A Unified Optimization Framework for Multiclass Classification with Structured Hyperplane Arrangements
This work addresses multiclass classification problems for machine learning practitioners, offering an incremental improvement by integrating existing methods into a more flexible and scalable framework.
The paper tackles multiclass classification by proposing a unified optimization framework based on hyperplane arrangements, which extends SVM principles to handle various geometric structures and scales efficiently with a dynamic clustering heuristic. It demonstrates competitive performance on synthetic and UCI datasets, with computational experiments showing efficiency gains.

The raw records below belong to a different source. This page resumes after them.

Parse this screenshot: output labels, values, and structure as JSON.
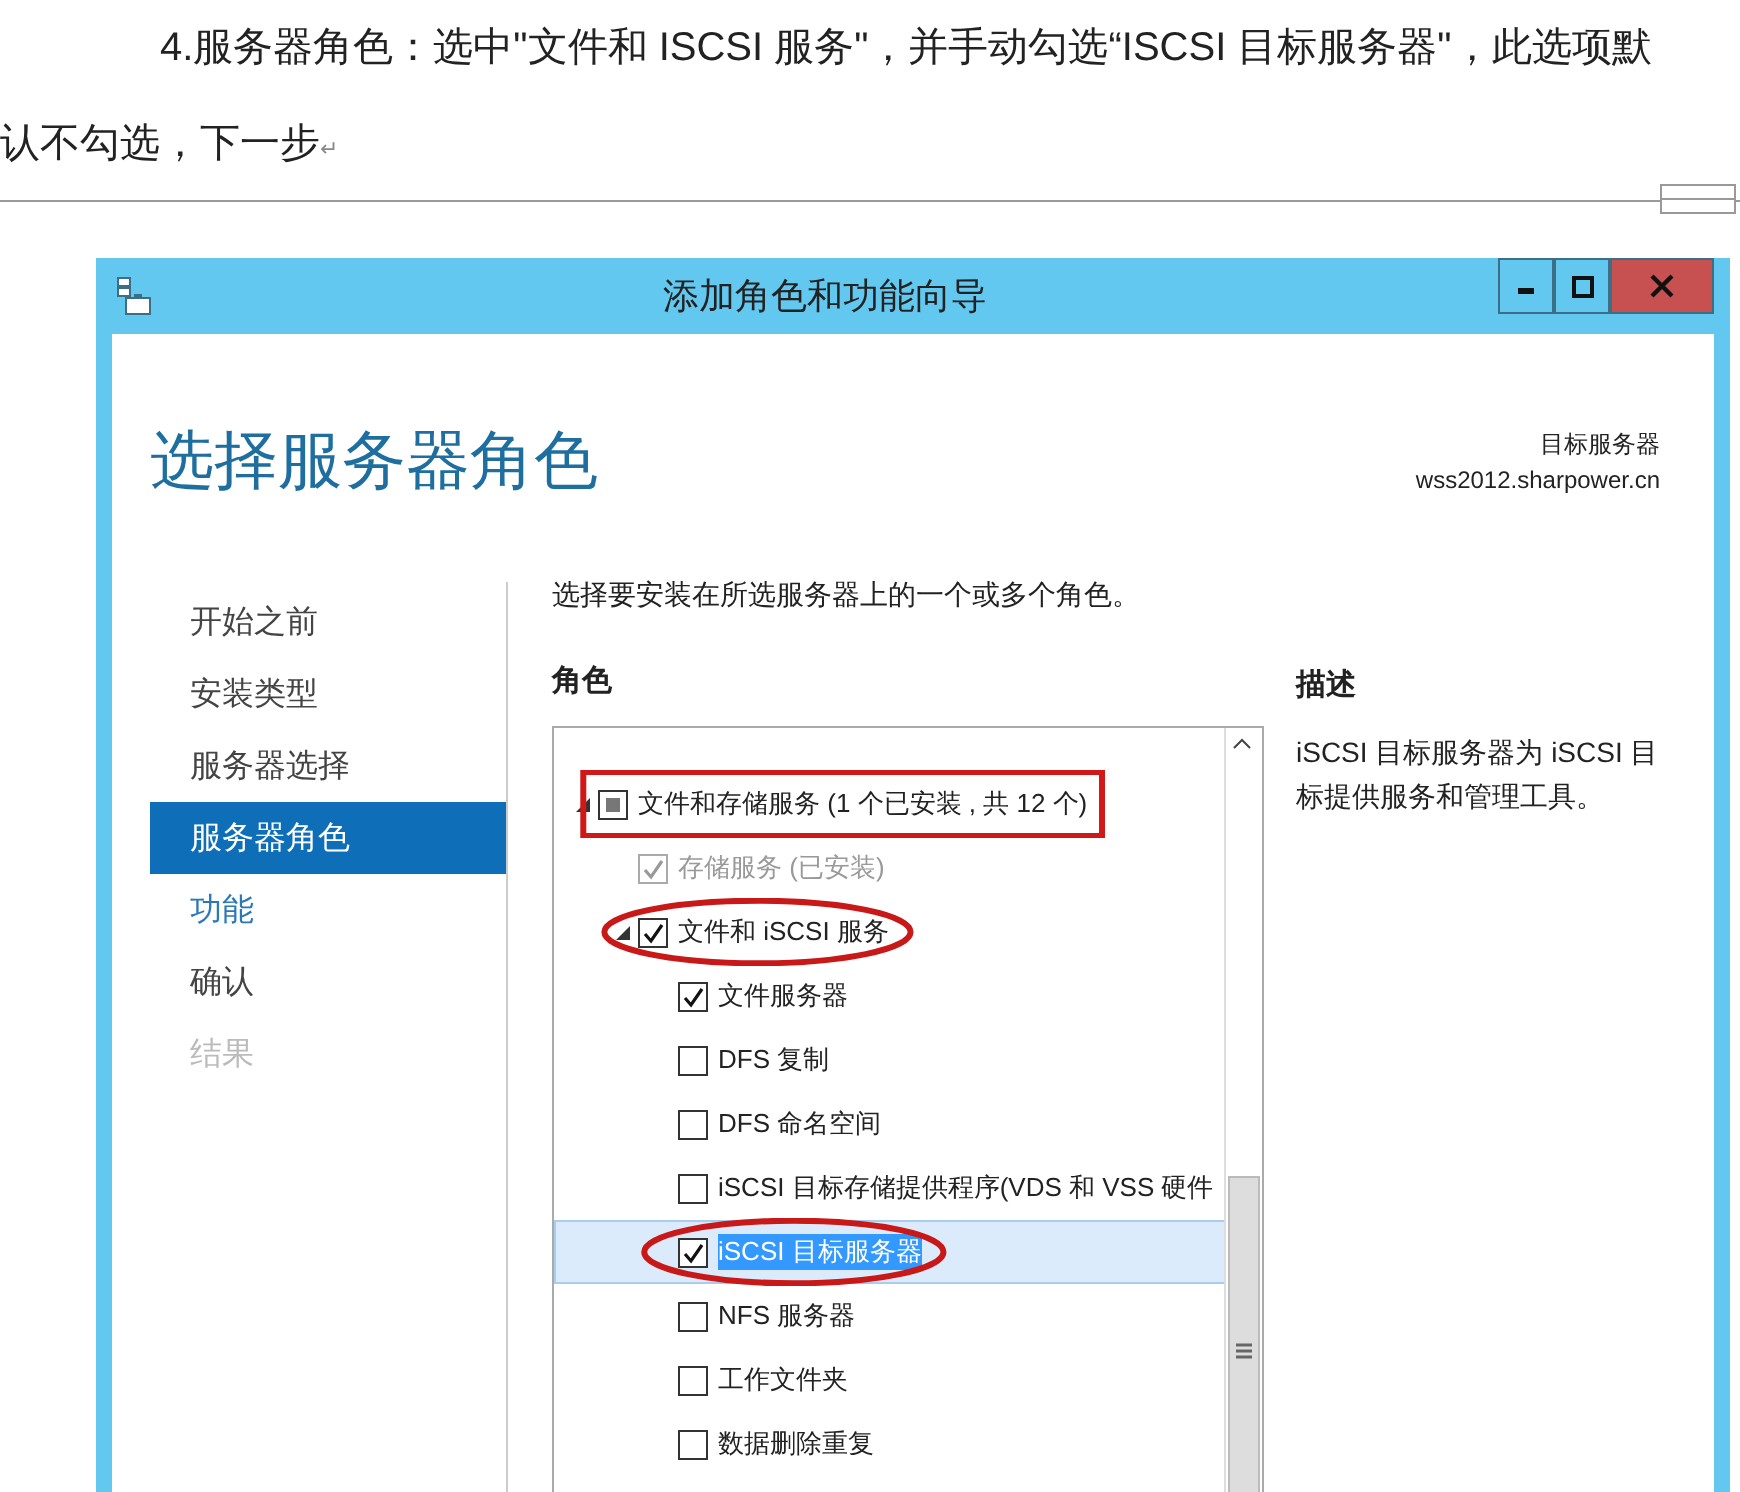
{
  "document": {
    "paragraph": "4.服务器角色：选中\"文件和 ISCSI 服务\"，并手动勾选“ISCSI 目标服务器\"，此选项默认不勾选，下一步",
    "paragraph_mark": "↵"
  },
  "window": {
    "title": "添加角色和功能向导",
    "heading": "选择服务器角色",
    "target_label": "目标服务器",
    "target_server": "wss2012.sharpower.cn"
  },
  "sidebar": {
    "items": [
      {
        "label": "开始之前",
        "selected": false,
        "link": false,
        "disabled": false
      },
      {
        "label": "安装类型",
        "selected": false,
        "link": false,
        "disabled": false
      },
      {
        "label": "服务器选择",
        "selected": false,
        "link": false,
        "disabled": false
      },
      {
        "label": "服务器角色",
        "selected": true,
        "link": false,
        "disabled": false
      },
      {
        "label": "功能",
        "selected": false,
        "link": true,
        "disabled": false
      },
      {
        "label": "确认",
        "selected": false,
        "link": false,
        "disabled": false
      },
      {
        "label": "结果",
        "selected": false,
        "link": false,
        "disabled": true
      }
    ]
  },
  "instruction": "选择要安装在所选服务器上的一个或多个角色。",
  "roles": {
    "heading": "角色",
    "items": [
      {
        "label": "文件和存储服务 (1 个已安装 , 共 12 个)",
        "checked": false,
        "indeterminate": true,
        "disabled": false,
        "selected": false,
        "expanded": true,
        "boxed": true,
        "children": [
          {
            "label": "存储服务 (已安装)",
            "checked": true,
            "disabled": true,
            "selected": false
          },
          {
            "label": "文件和 iSCSI 服务",
            "checked": true,
            "disabled": false,
            "selected": false,
            "expanded": true,
            "circled": true,
            "children": [
              {
                "label": "文件服务器",
                "checked": true,
                "disabled": false,
                "selected": false
              },
              {
                "label": "DFS 复制",
                "checked": false,
                "disabled": false,
                "selected": false
              },
              {
                "label": "DFS 命名空间",
                "checked": false,
                "disabled": false,
                "selected": false
              },
              {
                "label": "iSCSI 目标存储提供程序(VDS 和 VSS 硬件",
                "checked": false,
                "disabled": false,
                "selected": false
              },
              {
                "label": "iSCSI 目标服务器",
                "checked": true,
                "disabled": false,
                "selected": true,
                "circled": true
              },
              {
                "label": "NFS 服务器",
                "checked": false,
                "disabled": false,
                "selected": false
              },
              {
                "label": "工作文件夹",
                "checked": false,
                "disabled": false,
                "selected": false
              },
              {
                "label": "数据删除重复",
                "checked": false,
                "disabled": false,
                "selected": false
              }
            ]
          }
        ]
      }
    ]
  },
  "description": {
    "heading": "描述",
    "text": "iSCSI 目标服务器为 iSCSI 目标提供服务和管理工具。"
  }
}
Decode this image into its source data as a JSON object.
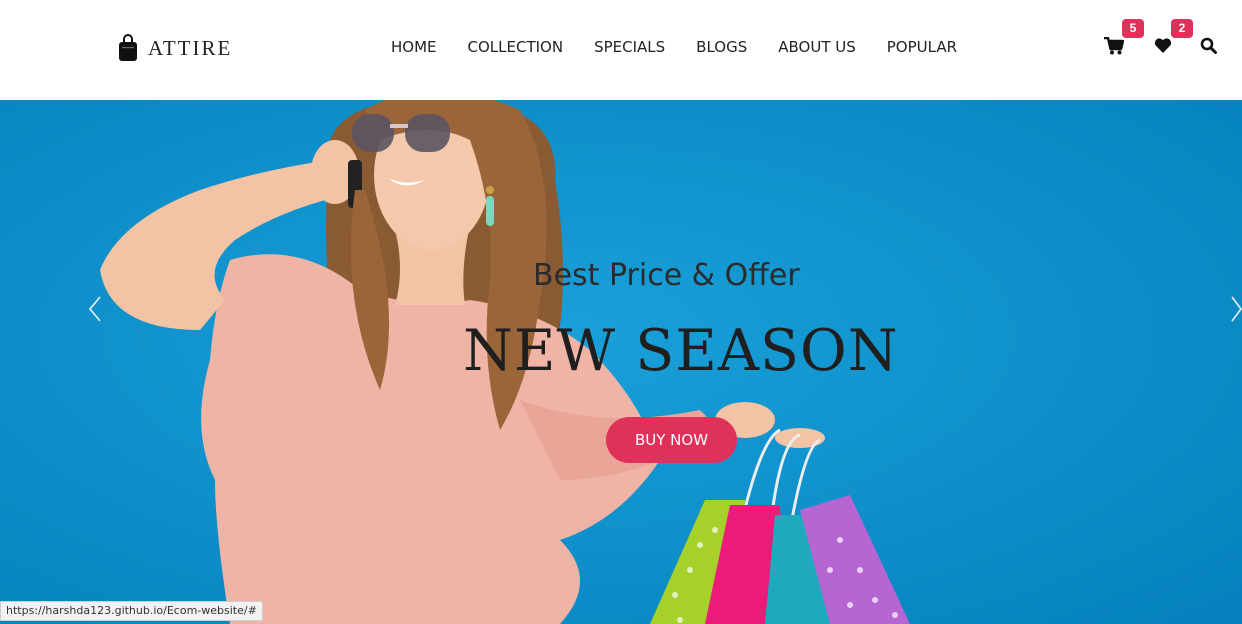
{
  "brand": {
    "name": "ATTIRE",
    "logo_icon": "shopping-bag-icon"
  },
  "nav": {
    "items": [
      {
        "label": "HOME"
      },
      {
        "label": "COLLECTION"
      },
      {
        "label": "SPECIALS"
      },
      {
        "label": "BLOGS"
      },
      {
        "label": "ABOUT US"
      },
      {
        "label": "POPULAR"
      }
    ]
  },
  "header_icons": {
    "cart": {
      "icon": "cart-icon",
      "count": "5"
    },
    "wishlist": {
      "icon": "heart-icon",
      "count": "2"
    },
    "search": {
      "icon": "search-icon"
    }
  },
  "hero": {
    "tagline": "Best Price & Offer",
    "headline": "NEW SEASON",
    "button_label": "BUY NOW",
    "background_color": "#0a8fcc"
  },
  "colors": {
    "accent": "#e0315a",
    "text": "#222222",
    "hero_bg": "#0a8fcc"
  },
  "status_bar": {
    "url": "https://harshda123.github.io/Ecom-website/#"
  }
}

In this paper, we propose a new mathematical optimization model for multiclass classification based on arrangements of hyperplanes. Our approach preserves the core support vector machine (SVM) paradigm of maximizing class separation while minimizing misclassification errors, and it is computationally more efficient than a previous formulation. We present a kernel-based extension that allows it to construct nonlinear decision boundaries. Furthermore, we show how the framework can naturally incorporate alternative geometric structures, including classification trees, $\ell_p$-SVMs, and models with discrete feature selection. To address large-scale instances, we develop a dynamic clustering matheuristic that leverages the proposed MIP formulation. Extensive computational experiments demonstrate the efficiency of the proposed model and dynamic clustering heuristic, and we report competitive classification performance on both synthetic datasets and real-world benchmarks from the UCI Machine Learning Repository, comparing our method with state-of-the-art implementations available in scikit-learn.